Protecting your company from intensifying cyber risks is a two-step process:

  • First, you should establish a cyber risk management program that starts with taking steps to assess potential weak points. This can be greatly aided by calling on the knowledge and expertise of a growing cadre of professional cyber risk engineers and specialists who understand the risks and who are aware of new and evolving threats.

  • Next, secure a cybersecurity insurance solution with the depth, breadth and flexibility to help mitigate your risks today and respond to the changing risks of tomorrow. Remember that while standard property coverages protect a wide range of property loss scenarios, from physical facilities and equipment to business interruption, they provide little or no cyber-specific coverages. A dedicated cyber insurance solution is recommended to cover the bases.

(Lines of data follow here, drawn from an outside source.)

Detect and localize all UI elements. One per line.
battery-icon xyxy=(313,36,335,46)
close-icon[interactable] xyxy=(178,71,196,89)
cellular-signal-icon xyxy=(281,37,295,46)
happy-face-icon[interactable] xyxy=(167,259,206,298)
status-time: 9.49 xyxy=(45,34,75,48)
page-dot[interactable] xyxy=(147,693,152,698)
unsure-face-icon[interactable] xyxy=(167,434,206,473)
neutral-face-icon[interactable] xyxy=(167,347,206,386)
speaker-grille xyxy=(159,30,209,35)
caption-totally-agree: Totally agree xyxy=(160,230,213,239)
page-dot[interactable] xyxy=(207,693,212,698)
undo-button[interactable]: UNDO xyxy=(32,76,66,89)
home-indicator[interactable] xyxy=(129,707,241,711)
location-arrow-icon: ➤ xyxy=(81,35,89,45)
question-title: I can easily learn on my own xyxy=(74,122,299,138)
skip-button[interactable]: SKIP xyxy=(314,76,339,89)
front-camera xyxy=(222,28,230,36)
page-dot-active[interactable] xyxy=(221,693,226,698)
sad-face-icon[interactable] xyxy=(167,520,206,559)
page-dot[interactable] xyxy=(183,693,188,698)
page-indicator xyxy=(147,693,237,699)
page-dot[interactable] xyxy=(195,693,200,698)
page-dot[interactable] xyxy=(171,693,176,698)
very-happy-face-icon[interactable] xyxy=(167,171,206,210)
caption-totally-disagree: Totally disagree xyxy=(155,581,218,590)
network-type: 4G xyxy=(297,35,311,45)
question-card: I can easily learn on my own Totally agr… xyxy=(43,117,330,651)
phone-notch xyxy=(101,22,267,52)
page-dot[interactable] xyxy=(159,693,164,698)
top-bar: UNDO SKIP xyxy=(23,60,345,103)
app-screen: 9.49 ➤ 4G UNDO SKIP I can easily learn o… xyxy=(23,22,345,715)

One example is the Zurich Cyber Insurance Policy, which helps companies in a wide range of business segments protect against the risks and potential costs they might face from a major cyber event. Zurich recently added a new, industry-specific construction endorsement that can expand the already broad coverages of its cyber insurance solution to address the particular risks faced by construction contractors, including the availability of bid protection in some cases.

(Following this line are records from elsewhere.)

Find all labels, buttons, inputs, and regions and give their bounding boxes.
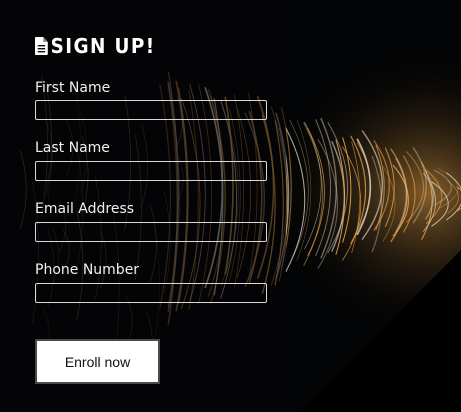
- enroll-now-button[interactable]: Enroll now: [35, 339, 160, 384]
- phone-number-field[interactable]: [35, 283, 267, 303]
- signup-title: SIGN UP!: [35, 34, 156, 58]
- signup-title-text: SIGN UP!: [50, 34, 156, 58]
- email-address-field[interactable]: [35, 222, 267, 242]
- last-name-field[interactable]: [35, 161, 267, 181]
- phone-number-label: Phone Number: [35, 262, 140, 278]
- email-address-label: Email Address: [35, 201, 135, 217]
- document-icon: [35, 37, 48, 55]
- last-name-label: Last Name: [35, 140, 110, 156]
- first-name-field[interactable]: [35, 100, 267, 120]
- first-name-label: First Name: [35, 80, 111, 96]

Zurich’s cyber insurance solution also includes risk assessments provided by experienced Cyber Risk Engineers. The goal is to determine whether networks or individual computers have already been infected as a prelude to making recommendations for going-forward risk mitigation strategies.

True cyber resilience begins with the realization that a cyberattack is a matter of when, not if. Whether an attack amounts to more than an unsuccessful attempt or becomes a costly, disruptive event depends on the cyber resilience strategies your company has in place.